Translate

"SUSMAK NASIL DA YORUYOR İNSANI"

"SUSMAK NASIL DA YORUYOR İNSANI" Necati Tosuner.


Kitap çıkıp, tanıtımını tesadüfen okuduğumda almak üzere not edilmişti.
Nihayet alındı, sırası geldi okumanın, sonra sözünü etmenin dedim.
Okudum.
(İlk bölüm kitaptan bire-bir yazım ve imlâsı ile kopyalanmıştır. Üç nokta yerine iki nokta özel tercihi.)

Bölüm :1
****
İnsanın insana ettikleridir ortak insanlık tarihi.
"Sözde" demeye çekinilir oldu ama sözde kardeşlik tarihi. Şunu hiç kimse bilemez: Nedir işkenceyi yapanın mutluluğu?.. Görev. Buyruk. Tamam, senin işin de bu-mu?.. Bu iş mi?.. Vicdan olsa... Görev gereği. Kendine biçilen görev gereği. Sen yapmazsan kime yapar onlar diye... Islata ıslata ya da- o kadar hiç de sakınmadan- kuru kuruya. Sen bunu görmedin. Ölsen iyi.

Ölsen iyi.
Mayın patlağı kollar.. yüzler.. ayaklar.. bacaklar..
Dere kıyıları.
Yüceltilmiş tabutlar.

Hâlâ kuş uçmuyor yakılmış köylerin oradan.
Sürgünler.
Çaresizlik.
Ağıtlar.
Yürek yangınları.
Yanmış lastik kokusunu güzel bulan bir çocukluk.

Dağların dili olsa da sorsa.
Bu, kimin işine yaradı bu?..

***
Karışmadan duramıyor!
….
Hep karışıyor.
Yahu, bir sus!
Bir gün de rahat ver...

Usanmıyor.
Utanmıyor.
Ne utanacak!

***
Hiç yaşanılmadan sanki geçmiş bayramlar.
O eski bayram coşkuları... Özlemek yasak çünkü korkuluyor anımsanmasından. Bir de şöyle bir soru kalmış: Var mıydı öyle bayramlar?..

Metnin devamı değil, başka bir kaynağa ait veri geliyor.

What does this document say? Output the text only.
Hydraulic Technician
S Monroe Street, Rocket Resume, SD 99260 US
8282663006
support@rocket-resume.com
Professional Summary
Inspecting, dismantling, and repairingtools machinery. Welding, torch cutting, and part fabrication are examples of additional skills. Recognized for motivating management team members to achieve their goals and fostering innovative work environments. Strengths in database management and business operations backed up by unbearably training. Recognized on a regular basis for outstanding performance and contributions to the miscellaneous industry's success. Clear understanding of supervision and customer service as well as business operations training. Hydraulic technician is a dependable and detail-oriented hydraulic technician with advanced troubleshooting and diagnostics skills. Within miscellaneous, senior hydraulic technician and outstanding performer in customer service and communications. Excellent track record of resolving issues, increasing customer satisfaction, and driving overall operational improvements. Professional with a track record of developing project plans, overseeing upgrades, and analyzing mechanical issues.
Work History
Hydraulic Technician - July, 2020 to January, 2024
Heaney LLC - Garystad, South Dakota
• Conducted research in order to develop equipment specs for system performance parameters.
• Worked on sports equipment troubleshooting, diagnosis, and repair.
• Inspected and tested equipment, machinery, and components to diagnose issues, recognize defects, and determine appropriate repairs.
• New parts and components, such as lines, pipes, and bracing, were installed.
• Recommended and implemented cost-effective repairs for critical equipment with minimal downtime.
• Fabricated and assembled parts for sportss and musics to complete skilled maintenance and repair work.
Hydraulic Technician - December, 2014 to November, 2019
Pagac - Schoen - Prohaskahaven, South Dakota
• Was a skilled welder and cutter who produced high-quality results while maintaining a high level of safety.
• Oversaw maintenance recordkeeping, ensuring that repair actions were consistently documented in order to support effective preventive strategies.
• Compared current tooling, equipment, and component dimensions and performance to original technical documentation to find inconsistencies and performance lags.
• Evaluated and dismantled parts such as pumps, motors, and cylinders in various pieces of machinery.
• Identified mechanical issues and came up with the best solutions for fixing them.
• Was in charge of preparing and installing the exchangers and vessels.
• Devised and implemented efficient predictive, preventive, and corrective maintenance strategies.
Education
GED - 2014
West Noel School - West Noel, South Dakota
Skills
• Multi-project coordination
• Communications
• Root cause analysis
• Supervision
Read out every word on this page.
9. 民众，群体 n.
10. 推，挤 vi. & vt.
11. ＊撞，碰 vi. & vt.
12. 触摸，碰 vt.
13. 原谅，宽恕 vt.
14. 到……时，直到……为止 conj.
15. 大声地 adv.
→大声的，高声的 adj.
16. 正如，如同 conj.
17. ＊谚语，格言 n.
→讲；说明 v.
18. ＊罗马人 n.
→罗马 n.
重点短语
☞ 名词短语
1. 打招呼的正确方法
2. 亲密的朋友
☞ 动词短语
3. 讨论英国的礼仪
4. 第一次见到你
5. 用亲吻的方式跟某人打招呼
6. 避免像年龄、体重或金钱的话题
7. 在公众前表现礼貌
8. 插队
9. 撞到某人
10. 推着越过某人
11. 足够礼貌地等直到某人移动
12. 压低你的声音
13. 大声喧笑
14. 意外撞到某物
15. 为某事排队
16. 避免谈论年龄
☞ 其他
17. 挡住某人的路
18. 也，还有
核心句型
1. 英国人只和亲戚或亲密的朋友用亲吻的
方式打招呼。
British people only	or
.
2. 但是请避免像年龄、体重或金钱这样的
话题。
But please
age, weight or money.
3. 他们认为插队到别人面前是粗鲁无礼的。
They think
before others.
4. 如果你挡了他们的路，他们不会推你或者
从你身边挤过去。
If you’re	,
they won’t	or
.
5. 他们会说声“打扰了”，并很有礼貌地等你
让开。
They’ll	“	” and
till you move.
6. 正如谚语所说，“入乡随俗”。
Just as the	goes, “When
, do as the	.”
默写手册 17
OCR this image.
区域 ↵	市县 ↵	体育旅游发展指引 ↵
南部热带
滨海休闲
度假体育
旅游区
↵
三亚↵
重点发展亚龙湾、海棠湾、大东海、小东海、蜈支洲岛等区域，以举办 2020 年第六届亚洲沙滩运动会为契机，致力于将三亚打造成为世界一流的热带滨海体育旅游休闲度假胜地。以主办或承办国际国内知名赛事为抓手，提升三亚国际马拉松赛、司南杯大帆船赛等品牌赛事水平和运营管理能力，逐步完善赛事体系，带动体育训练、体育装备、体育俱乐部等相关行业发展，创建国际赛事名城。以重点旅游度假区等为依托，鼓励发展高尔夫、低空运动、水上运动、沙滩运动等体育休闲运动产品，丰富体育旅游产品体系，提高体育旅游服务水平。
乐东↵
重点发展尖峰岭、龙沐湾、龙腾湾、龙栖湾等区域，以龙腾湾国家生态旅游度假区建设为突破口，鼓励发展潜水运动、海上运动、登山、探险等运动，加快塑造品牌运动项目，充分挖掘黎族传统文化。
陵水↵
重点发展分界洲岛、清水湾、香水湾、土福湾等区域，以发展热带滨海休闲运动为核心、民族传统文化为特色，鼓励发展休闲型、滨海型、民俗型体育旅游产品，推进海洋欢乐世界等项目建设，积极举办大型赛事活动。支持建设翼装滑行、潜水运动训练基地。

"Sen bu sıcağa bakma, yaz çoktan bitti gidiyor..."

Akşam beklenilmeden dönülüyor eve. Sığınmalık bir serinlik işte evin dinginliğinde. Şuna bir bak, nedir gizlenen?..
Söylenmeyen bir ağıt olarak sona bırakılan...

"Kurtulmayı artık hepten unutmak gerek!.."

****

122 sayfa bir kitap. İş Bankası Kültür Yayını. 2013. Birinci Baskı.

Bölüm 2.

Yazarı ilk gençlik anılarımda, evinde, sırtını dönmüş, çalışıyor masasında. 
Giriş katın altında, ev karanlık, odalara ışık kaldırımın yarısını görmeyen demirli pencerelerden sızan loşluktan ibaret. Kapısı tesadüfen açık, yoksa hep kapalı. Biz arada bir çay içmeye uğruyoruz evinin diğer odalarını paylaştığı sınıf arkadaşlarıma.
Gitsem şimdi, elimle koymuş gibi bulacağım sanki masasında çalıştığı notları, yazdığı kitapları. 
O görüntü çakılı kalmış aklımda.

Daktilo... 
Tıkırdıyor hâlâ, biz yarım saat kadar sonra, çayımızı içmiş, üniversite notlarını değişmiş, ertesi günkü sınav için başarı dileyerek ayrıldığımızda.

Öykülerini okudum, severek, daha o yıllarda, dergilerden takip ile.
Birkaç da kitabını.
Bu kitap ikinci romanı. Susmanın şiiri bence. Susmanın şahikası.

Bir gecede okudum. 
Bir gecede okursunuz eminim.
Gündeme uyacak iki ayrı bölümden hissemi aldım.
Aldıklarımı yazdım harfi harfine, yukarıya, yıldızlar arasına.

Deli gibi susmak geliyor içimden şimdi. 
Çünkü susmak isyanın konuşan bir parçası. 
İçinden.
Bu kadar güzel susulması ve susarken de söylenmesi her şeyin, mümkünmüş madem.

Ölümler, kayıtsızlıklar sürerken... 
Öldürmeler ve aymazlıklar yükselirken...

Okuyun. Mutlaka. 
Bu diyeceksiniz, benim de sustuğum bu. 
Sizinle beraber susanın yüreğinden akanlarla akın yarına.